The point has been made very often by now, but this is a particularly good and compact instance, from the unsigned "Notes & Comments" column in the May issue of The New Criterion:
Épater la bourgeois: shocking the middle class has been a cherished goal of the avant garde since the birth of the movement in the nineteenth century. The fact that the middle class long ago enlisted themselves as co-collaborators in this project of rote titillation transformed the avant garde into a reactionary force in everything but posture and rhetoric. The amazing thing has been the longevity of this new incarnation of Salon art: year after year, decade after decade, “artists” and their eager if jaded public rehearse the tired old pantomime: the party of the first part recycles some bit of Dada while the party of the second pretends to be shocked or at least interested.

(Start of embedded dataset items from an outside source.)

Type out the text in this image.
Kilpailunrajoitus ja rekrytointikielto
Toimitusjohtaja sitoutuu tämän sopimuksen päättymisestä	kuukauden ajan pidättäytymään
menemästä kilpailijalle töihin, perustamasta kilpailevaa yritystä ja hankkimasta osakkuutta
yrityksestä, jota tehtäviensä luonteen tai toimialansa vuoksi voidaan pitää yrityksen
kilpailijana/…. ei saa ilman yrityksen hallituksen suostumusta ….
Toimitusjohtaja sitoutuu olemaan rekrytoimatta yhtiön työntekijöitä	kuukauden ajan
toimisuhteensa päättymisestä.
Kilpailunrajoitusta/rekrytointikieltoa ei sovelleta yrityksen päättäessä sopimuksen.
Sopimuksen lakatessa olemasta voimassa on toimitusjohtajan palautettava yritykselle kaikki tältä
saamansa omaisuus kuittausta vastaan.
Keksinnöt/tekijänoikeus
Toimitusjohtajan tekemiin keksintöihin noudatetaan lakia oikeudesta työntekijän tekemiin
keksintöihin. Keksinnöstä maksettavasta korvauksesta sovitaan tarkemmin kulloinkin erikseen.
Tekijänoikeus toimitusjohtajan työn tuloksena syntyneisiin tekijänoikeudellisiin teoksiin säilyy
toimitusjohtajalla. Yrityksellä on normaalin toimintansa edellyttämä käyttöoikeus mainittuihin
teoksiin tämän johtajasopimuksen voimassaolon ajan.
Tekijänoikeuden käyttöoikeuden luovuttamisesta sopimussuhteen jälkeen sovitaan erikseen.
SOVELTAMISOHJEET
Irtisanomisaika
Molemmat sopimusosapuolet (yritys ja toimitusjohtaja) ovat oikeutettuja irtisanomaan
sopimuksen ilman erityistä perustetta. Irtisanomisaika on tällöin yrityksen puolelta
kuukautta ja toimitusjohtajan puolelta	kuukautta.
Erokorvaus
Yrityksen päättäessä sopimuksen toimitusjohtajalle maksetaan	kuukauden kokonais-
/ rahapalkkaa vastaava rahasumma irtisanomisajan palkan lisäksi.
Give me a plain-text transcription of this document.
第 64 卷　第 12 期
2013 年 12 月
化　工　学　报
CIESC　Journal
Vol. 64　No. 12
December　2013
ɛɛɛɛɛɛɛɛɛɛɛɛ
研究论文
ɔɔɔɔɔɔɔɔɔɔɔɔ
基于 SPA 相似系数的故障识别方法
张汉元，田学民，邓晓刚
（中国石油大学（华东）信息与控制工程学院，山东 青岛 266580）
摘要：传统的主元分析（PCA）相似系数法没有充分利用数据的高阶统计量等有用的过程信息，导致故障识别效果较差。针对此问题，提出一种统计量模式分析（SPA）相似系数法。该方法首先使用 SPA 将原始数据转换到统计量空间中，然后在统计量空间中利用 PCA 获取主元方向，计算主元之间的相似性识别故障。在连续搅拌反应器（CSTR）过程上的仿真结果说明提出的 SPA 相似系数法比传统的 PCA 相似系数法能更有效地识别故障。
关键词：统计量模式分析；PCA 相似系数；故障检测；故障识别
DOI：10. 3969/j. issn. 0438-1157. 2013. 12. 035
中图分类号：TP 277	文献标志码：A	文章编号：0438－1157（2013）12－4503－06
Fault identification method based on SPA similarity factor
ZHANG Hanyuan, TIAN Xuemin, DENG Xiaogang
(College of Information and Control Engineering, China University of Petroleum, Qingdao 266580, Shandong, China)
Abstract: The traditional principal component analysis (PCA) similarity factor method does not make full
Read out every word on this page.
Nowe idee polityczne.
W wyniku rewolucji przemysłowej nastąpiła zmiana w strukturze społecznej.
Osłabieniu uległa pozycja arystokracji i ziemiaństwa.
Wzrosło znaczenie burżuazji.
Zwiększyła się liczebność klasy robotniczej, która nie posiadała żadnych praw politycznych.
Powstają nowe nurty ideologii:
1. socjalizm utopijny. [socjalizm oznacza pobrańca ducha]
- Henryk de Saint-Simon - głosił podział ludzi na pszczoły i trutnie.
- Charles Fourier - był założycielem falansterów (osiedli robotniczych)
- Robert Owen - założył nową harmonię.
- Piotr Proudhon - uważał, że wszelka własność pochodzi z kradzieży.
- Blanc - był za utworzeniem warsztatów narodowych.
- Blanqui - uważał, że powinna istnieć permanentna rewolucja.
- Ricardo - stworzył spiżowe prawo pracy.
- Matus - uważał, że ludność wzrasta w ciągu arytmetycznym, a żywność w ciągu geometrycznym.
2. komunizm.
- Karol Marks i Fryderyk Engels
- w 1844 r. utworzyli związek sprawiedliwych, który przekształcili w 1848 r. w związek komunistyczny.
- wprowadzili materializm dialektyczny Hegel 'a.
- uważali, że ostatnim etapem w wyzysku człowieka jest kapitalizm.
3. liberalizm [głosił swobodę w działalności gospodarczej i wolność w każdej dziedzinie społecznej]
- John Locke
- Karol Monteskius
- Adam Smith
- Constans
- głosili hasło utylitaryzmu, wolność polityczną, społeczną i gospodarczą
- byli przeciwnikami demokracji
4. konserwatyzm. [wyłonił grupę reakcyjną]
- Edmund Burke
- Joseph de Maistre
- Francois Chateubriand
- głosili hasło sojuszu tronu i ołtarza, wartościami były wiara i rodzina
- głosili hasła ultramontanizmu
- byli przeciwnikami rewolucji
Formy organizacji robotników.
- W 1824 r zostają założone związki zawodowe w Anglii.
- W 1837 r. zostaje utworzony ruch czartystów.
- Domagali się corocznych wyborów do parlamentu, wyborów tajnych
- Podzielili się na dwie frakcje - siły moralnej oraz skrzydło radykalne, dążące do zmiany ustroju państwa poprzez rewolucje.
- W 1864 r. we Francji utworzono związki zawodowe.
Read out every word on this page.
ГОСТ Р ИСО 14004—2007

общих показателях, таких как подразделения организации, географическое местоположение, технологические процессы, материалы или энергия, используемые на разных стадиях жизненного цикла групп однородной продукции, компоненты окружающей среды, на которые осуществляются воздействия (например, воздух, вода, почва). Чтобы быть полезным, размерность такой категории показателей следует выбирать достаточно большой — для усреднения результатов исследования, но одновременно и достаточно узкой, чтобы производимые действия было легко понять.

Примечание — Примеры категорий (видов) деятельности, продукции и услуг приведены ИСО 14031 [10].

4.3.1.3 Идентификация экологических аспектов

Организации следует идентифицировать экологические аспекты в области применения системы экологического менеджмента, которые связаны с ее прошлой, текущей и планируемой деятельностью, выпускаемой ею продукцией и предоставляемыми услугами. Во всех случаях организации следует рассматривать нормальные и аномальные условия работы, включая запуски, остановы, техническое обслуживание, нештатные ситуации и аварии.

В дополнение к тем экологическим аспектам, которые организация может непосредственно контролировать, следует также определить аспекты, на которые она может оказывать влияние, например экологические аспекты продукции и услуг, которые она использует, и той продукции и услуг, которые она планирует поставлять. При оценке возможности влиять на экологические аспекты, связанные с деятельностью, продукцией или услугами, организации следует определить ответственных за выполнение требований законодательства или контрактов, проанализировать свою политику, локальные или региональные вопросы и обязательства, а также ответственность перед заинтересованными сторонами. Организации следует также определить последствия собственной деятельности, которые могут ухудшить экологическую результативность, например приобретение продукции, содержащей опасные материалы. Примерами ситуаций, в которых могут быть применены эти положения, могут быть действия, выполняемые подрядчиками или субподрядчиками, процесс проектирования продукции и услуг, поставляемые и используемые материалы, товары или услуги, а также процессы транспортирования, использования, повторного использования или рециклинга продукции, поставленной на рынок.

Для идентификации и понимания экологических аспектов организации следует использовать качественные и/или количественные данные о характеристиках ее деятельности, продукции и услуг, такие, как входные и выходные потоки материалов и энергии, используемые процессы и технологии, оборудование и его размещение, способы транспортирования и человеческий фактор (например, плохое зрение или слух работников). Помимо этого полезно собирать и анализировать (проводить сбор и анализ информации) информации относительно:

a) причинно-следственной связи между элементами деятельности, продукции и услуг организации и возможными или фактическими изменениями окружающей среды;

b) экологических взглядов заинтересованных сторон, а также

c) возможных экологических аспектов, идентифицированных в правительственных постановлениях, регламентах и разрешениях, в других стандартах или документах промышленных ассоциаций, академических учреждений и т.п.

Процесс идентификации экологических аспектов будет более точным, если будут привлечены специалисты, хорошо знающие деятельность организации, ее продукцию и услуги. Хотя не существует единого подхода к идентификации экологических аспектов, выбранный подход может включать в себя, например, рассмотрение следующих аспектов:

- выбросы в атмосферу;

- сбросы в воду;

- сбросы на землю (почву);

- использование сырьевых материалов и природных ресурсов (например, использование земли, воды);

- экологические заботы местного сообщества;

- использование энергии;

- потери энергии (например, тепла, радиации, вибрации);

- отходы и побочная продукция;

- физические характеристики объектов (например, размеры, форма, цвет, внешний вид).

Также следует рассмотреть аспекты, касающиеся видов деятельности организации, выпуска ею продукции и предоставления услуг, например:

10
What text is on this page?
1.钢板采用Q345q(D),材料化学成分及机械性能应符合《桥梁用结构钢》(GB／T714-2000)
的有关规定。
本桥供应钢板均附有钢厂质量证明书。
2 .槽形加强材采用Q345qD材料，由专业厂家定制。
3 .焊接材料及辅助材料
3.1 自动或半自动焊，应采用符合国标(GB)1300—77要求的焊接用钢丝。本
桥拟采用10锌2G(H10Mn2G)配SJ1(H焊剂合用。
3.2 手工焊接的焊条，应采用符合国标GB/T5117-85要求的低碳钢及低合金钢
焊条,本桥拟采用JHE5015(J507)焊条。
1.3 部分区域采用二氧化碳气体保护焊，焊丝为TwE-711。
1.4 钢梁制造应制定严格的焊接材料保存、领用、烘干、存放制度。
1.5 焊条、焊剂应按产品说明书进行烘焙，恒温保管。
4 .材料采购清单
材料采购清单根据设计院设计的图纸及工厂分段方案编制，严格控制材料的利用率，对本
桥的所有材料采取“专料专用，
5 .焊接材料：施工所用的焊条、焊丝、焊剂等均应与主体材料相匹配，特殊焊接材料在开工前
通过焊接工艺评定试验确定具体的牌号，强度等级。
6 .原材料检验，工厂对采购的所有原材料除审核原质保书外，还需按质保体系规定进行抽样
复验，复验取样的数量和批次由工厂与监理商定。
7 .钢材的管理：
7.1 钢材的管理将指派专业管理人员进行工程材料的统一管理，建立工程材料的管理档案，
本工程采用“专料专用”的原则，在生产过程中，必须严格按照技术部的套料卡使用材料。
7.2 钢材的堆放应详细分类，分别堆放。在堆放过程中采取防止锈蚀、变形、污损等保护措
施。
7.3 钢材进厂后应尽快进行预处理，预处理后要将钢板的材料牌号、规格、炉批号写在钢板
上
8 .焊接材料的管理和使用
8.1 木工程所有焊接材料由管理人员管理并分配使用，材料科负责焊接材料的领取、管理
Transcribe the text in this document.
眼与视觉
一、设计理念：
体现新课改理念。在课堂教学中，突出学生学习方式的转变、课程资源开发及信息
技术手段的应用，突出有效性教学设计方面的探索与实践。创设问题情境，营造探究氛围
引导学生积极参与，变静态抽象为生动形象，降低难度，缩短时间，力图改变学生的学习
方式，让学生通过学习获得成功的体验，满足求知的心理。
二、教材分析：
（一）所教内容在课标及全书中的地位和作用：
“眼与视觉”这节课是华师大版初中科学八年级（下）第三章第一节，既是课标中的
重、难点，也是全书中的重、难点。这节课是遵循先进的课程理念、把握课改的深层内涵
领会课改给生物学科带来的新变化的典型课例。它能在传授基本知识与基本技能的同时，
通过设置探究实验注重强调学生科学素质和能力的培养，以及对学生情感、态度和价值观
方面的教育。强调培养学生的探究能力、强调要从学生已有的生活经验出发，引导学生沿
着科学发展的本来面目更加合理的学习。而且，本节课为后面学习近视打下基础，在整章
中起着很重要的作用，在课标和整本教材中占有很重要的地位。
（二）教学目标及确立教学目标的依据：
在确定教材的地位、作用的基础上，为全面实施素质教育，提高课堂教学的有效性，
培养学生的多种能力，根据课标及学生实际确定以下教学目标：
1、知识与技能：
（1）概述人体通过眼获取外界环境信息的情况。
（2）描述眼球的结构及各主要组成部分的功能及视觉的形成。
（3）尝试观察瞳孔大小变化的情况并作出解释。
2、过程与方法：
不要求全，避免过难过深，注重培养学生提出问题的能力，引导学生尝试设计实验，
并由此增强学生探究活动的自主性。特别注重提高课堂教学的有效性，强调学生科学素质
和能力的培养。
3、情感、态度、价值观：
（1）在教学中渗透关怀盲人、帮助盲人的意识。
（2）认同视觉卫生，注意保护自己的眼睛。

Most of this takes place well beyond the notice of the actual bourgeoisie, some of whom (mostly Christians) are still capable of being shocked. Now and then, those do have their attention directed to something that offends them, and a grand time is had by all as each side attempts to surpass the other in outrage. The same TNC issue contains an interesting article, "Fires In Their Bellies," by Judith H. Dobrzynski, which documents a recent instance of which you may have read, in which an 11-second segment of a film got noticed by the wrong person and became the occasion of a few days' worth of news. The article may be available only to subscribers, but here's a good summary paragraph:
Shall we file the recent debacle at the National Portrait Gallery under “Return of the Culture Wars,” “Homophobia,” “Christian Bashing,” “Media Circus,” “Politics As Usual,” or “Men Behaving Badly”? All of the above would be accurate. But “Men—and Women— Behaving Badly” seems most appropriate. Nearly every person or group who claimed a part in this sorry episode in American cultural history exacerbated what should have been a minor incident, or perhaps not an incident at all.
(NB: I don't accept "homophobia" as a legitimate or even very honest term for objecting to those who believe homosexual behavior to be wrong, but other than that I think she's right.)